JAKARTA - Polemik pencalonan anggota DPD Oesman Sapta Odang (OSO) dengan Komisi Pemilihan Umum (KPU) kian meruncing. Bahkan, hingga ke ranah kepolisian.
Menurut Anggota Komisi III DPR Nasir Djamil, OSO versus KPU harus diantisipasi karena merupakan masalah serius. Dikhawatirkan akan ada peningkatan status komisioner KPU di kepolisian yang bisa mengganggu jalannya Pemilu 2019.
"Peningkatan status terhadap komisiner KPU tidak sekadar mengganggu jalannya tahapan pemilu, tapi kredibilitas penyelenggaran dan hasil pemilu," katanya kepada wartawan di Jakarta, Jumat (2/1/2019).
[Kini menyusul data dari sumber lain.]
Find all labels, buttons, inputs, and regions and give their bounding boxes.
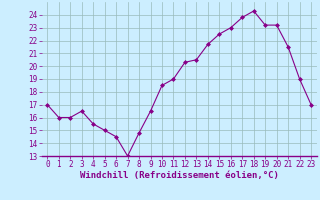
- X-axis label: Windchill (Refroidissement éolien,°C): Windchill (Refroidissement éolien,°C): [80, 171, 279, 180]
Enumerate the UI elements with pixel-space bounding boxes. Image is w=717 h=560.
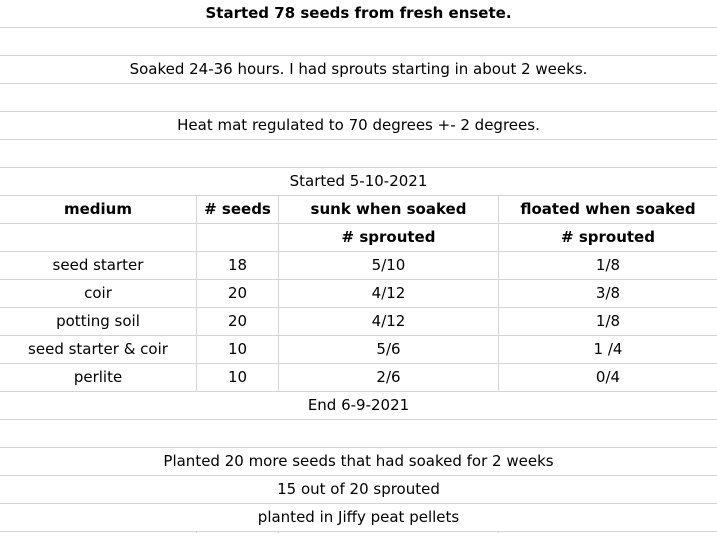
blank-row (0, 140, 717, 168)
followup-pellets: planted in Jiffy peat pellets (257, 508, 460, 526)
followup-row: Planted 20 more seeds that had soaked fo… (0, 448, 717, 476)
cell-seeds: 18 (196, 252, 278, 279)
cell-floated-sprouted: 0/4 (498, 364, 717, 391)
cell-floated-sprouted: 3/8 (498, 280, 717, 307)
cell-medium: coir (84, 284, 112, 302)
followup-row: 15 out of 20 sprouted (0, 476, 717, 504)
followup-planted: Planted 20 more seeds that had soaked fo… (163, 452, 554, 470)
blank-row (0, 420, 717, 448)
followup-row: planted in Jiffy peat pellets (0, 504, 717, 532)
cell-seeds: 10 (196, 336, 278, 363)
cell-floated-sprouted: 1/8 (498, 252, 717, 279)
table-row: potting soil 20 4/12 1/8 (0, 308, 717, 336)
heat-row: Heat mat regulated to 70 degrees +- 2 de… (0, 112, 717, 140)
soak-row: Soaked 24-36 hours. I had sprouts starti… (0, 56, 717, 84)
blank-row (0, 84, 717, 112)
cell-medium: seed starter (52, 256, 144, 274)
header-sunk: sunk when soaked (278, 196, 498, 223)
table-row: seed starter & coir 10 5/6 1 /4 (0, 336, 717, 364)
cell-seeds: 10 (196, 364, 278, 391)
spreadsheet: Started 78 seeds from fresh ensete. Soak… (0, 0, 717, 533)
subheader-medium (0, 224, 196, 251)
followup-sprouted: 15 out of 20 sprouted (277, 480, 440, 498)
start-date: Started 5-10-2021 (289, 172, 428, 190)
heat-note: Heat mat regulated to 70 degrees +- 2 de… (177, 116, 540, 134)
cell-seeds: 20 (196, 280, 278, 307)
cell-sunk-sprouted: 5/10 (278, 252, 498, 279)
cell-floated-sprouted: 1 /4 (498, 336, 717, 363)
started-row: Started 5-10-2021 (0, 168, 717, 196)
blank-row (0, 28, 717, 56)
cell-sunk-sprouted: 4/12 (278, 308, 498, 335)
header-seeds: # seeds (196, 196, 278, 223)
end-date: End 6-9-2021 (307, 396, 410, 414)
end-row: End 6-9-2021 (0, 392, 717, 420)
subheader-seeds (196, 224, 278, 251)
table-row: perlite 10 2/6 0/4 (0, 364, 717, 392)
header-medium: medium (64, 200, 132, 218)
table-subheader-row: # sprouted # sprouted (0, 224, 717, 252)
table-header-row: medium # seeds sunk when soaked floated … (0, 196, 717, 224)
cell-medium: seed starter & coir (28, 340, 168, 358)
cell-sunk-sprouted: 4/12 (278, 280, 498, 307)
table-row: coir 20 4/12 3/8 (0, 280, 717, 308)
cell-sunk-sprouted: 5/6 (278, 336, 498, 363)
cell-medium: perlite (73, 368, 123, 386)
cell-seeds: 20 (196, 308, 278, 335)
table-row: seed starter 18 5/10 1/8 (0, 252, 717, 280)
subheader-sunk-sprouted: # sprouted (278, 224, 498, 251)
blank-row (0, 532, 717, 560)
soak-note: Soaked 24-36 hours. I had sprouts starti… (129, 60, 588, 78)
cell-floated-sprouted: 1/8 (498, 308, 717, 335)
sheet-title: Started 78 seeds from fresh ensete. (205, 4, 512, 22)
cell-medium: potting soil (56, 312, 140, 330)
cell-sunk-sprouted: 2/6 (278, 364, 498, 391)
subheader-floated-sprouted: # sprouted (498, 224, 717, 251)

Nasir mengganggap, persoalan yang dialami KPU bukan hanya sekadar masalah pidana. Namun, menyangkut ketidakpatuhan terhadap putusan peradilan.

Sebab, Pengadilan Tata Usaha Negara (PTUN) Jakarta telah mencabut Putusan KPU terkait Daftar Calon Tetap (DCT) anggota DPD RI Pemilu 2019. Artinya sudah menjadi polemik antara lembaga negara dan peradilan. Bukan lagi sekadar hilangnya hak politik OSO.
Nasir menambahkan, harus ada jalan keluar untuk menuntaskan polemik tersebut. Misalnya, presiden mengundang KPU, Mahkamah Agung (MA), Mahkamah Konstitusi (MK), KPU, Bawaslu dan Kepolisian untuk duduk bersama.